Frontiers in Marine Science (Aug 2020)
Cardinal Buoys: An Opportunity for the Study of Air-Sea CO2 Fluxes in Coastal Ecosystems
Abstract
From 2015 to 2019 we installed high-frequency (HF) sea surface temperature (SST), salinity, fluorescence, dissolved oxygen (DO) and partial pressure of CO2 (pCO2) sensors on a cardinal buoy of opportunity (ASTAN) at a coastal site in the southern Western English Channel (sWEC) highly influenced by tidal cycles. The sensors were calibrated against bimonthly discrete measurements performed at two long-term time series stations near the buoy, thus providing a robust multi-annual HF dataset. The tidal transport of a previously unidentified coastal water mass and an offshore water mass strongly impacted the daily and seasonal variability of pCO2 and pH. The maximum tidal variability associated to spring tides (>7 m) during phytoplankton blooms represented up to 40% of the pCO2 annual signal at ASTAN. At the same time, the daily variability of 0.12 pH units associated to this tidal transport was 6 times larger than the annual acidification trend observed in the area.

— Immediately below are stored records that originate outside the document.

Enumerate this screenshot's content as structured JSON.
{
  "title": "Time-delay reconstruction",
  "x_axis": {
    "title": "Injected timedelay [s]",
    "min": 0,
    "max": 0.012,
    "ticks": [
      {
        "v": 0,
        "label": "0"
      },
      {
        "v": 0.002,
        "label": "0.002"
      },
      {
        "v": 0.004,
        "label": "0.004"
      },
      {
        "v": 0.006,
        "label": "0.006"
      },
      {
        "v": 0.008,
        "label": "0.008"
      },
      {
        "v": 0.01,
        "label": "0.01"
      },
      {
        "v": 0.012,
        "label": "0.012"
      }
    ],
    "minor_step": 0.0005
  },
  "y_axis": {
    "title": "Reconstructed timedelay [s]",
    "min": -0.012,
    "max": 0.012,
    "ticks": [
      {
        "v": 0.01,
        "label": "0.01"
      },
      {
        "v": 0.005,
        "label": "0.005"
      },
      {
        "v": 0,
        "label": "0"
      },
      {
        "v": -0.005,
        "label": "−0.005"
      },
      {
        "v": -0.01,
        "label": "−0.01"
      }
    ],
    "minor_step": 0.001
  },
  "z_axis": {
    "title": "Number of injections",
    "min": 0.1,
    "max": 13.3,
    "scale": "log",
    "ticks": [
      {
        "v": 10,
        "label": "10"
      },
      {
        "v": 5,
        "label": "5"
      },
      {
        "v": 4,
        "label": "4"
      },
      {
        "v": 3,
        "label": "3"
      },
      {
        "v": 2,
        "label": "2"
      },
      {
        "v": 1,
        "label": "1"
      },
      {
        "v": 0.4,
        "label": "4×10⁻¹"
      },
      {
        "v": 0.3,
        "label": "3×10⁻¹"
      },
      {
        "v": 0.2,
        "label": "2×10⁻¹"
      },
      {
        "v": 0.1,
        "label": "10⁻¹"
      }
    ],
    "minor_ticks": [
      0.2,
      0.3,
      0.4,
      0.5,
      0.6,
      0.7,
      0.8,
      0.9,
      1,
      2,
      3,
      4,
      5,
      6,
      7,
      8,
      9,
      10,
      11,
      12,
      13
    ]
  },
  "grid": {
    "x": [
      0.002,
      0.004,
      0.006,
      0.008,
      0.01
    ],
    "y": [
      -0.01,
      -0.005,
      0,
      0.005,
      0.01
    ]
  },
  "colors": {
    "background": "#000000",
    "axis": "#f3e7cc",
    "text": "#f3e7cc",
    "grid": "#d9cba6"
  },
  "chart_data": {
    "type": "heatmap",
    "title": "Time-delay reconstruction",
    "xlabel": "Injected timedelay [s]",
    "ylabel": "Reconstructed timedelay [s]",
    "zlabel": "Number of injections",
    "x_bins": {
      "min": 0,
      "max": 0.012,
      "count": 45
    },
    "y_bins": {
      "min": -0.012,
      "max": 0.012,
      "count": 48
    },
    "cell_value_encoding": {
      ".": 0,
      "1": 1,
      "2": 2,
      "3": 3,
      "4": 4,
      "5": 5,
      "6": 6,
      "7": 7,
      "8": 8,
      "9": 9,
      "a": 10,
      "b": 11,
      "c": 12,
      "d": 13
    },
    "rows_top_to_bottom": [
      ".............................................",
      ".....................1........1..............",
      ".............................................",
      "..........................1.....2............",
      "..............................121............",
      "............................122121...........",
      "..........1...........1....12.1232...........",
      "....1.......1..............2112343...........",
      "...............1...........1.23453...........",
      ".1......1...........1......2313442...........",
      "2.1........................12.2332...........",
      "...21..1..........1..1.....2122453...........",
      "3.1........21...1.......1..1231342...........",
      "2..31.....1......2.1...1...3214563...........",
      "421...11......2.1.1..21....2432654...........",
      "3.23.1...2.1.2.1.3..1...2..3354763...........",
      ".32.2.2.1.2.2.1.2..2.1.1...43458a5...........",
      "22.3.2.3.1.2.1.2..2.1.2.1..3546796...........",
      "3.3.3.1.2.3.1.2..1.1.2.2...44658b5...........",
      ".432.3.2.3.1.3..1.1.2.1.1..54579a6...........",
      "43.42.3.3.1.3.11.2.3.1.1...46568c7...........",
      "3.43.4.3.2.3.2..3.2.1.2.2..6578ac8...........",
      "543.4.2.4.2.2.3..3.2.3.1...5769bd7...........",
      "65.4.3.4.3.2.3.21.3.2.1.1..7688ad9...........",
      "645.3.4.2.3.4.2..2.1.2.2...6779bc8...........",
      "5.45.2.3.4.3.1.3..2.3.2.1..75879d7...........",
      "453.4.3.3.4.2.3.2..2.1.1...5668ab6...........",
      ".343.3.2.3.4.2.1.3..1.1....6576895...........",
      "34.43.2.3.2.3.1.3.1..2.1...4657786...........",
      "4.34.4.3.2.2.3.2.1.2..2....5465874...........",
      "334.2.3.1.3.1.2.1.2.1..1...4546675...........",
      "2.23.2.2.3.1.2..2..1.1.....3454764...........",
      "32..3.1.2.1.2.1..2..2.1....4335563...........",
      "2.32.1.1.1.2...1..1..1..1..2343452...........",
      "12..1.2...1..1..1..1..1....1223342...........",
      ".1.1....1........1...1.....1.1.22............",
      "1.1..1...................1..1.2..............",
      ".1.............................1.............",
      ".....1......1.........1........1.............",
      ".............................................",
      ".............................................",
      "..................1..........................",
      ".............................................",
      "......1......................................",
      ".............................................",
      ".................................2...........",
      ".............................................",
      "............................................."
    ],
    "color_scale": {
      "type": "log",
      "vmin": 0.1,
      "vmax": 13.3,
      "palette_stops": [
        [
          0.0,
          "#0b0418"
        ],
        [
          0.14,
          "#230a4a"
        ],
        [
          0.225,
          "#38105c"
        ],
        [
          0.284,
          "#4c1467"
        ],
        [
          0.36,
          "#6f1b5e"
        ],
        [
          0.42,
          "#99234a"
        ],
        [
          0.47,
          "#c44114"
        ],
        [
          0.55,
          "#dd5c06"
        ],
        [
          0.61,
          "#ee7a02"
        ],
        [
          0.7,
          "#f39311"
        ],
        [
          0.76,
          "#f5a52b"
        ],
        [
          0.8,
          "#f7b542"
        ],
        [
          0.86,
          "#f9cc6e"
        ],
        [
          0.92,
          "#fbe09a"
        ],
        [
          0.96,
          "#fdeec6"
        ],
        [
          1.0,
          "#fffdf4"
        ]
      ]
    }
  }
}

A frequency/time analysis of the HF signal revealed the presence of a day/night cycle in the tidal signal. The diel biological cycle accounted for 9% of the annual pCO2 amplitude during spring phytoplankton blooms. The duration and intensity of the biologically productive periods, characterized by large inter-annual variability, were the main drivers of pCO2 dynamics. HF monitoring enabled us to accurately constrain, for the first-time, annual estimates of air-sea CO2 exchanges in the nearshore tidally-influenced waters of the sWEC, which were a weak source to the atmosphere at 0.51 mol CO2 m–2 yr–1. This estimate, combined with previous studies, provided a full latitudinal representation of the WEC (from 48°75′ N to 50°25′ N) over multiple years for air-sea CO2 fluxes in contrasted coastal ecosystems. The latitudinal comparison showed a clear gradient from a weak source of CO2 in the tidal mixing region toward sinks of CO2 in the stratified region with a seasonal thermal front separating these hydrographical provinces. In view of the fact that several continental shelf regions have been reported to have switched from sources to sinks of CO2 in the last century, weak CO2 sources in such tidal mixing areas could potentially become sinks of atmospheric CO2 in coming decades.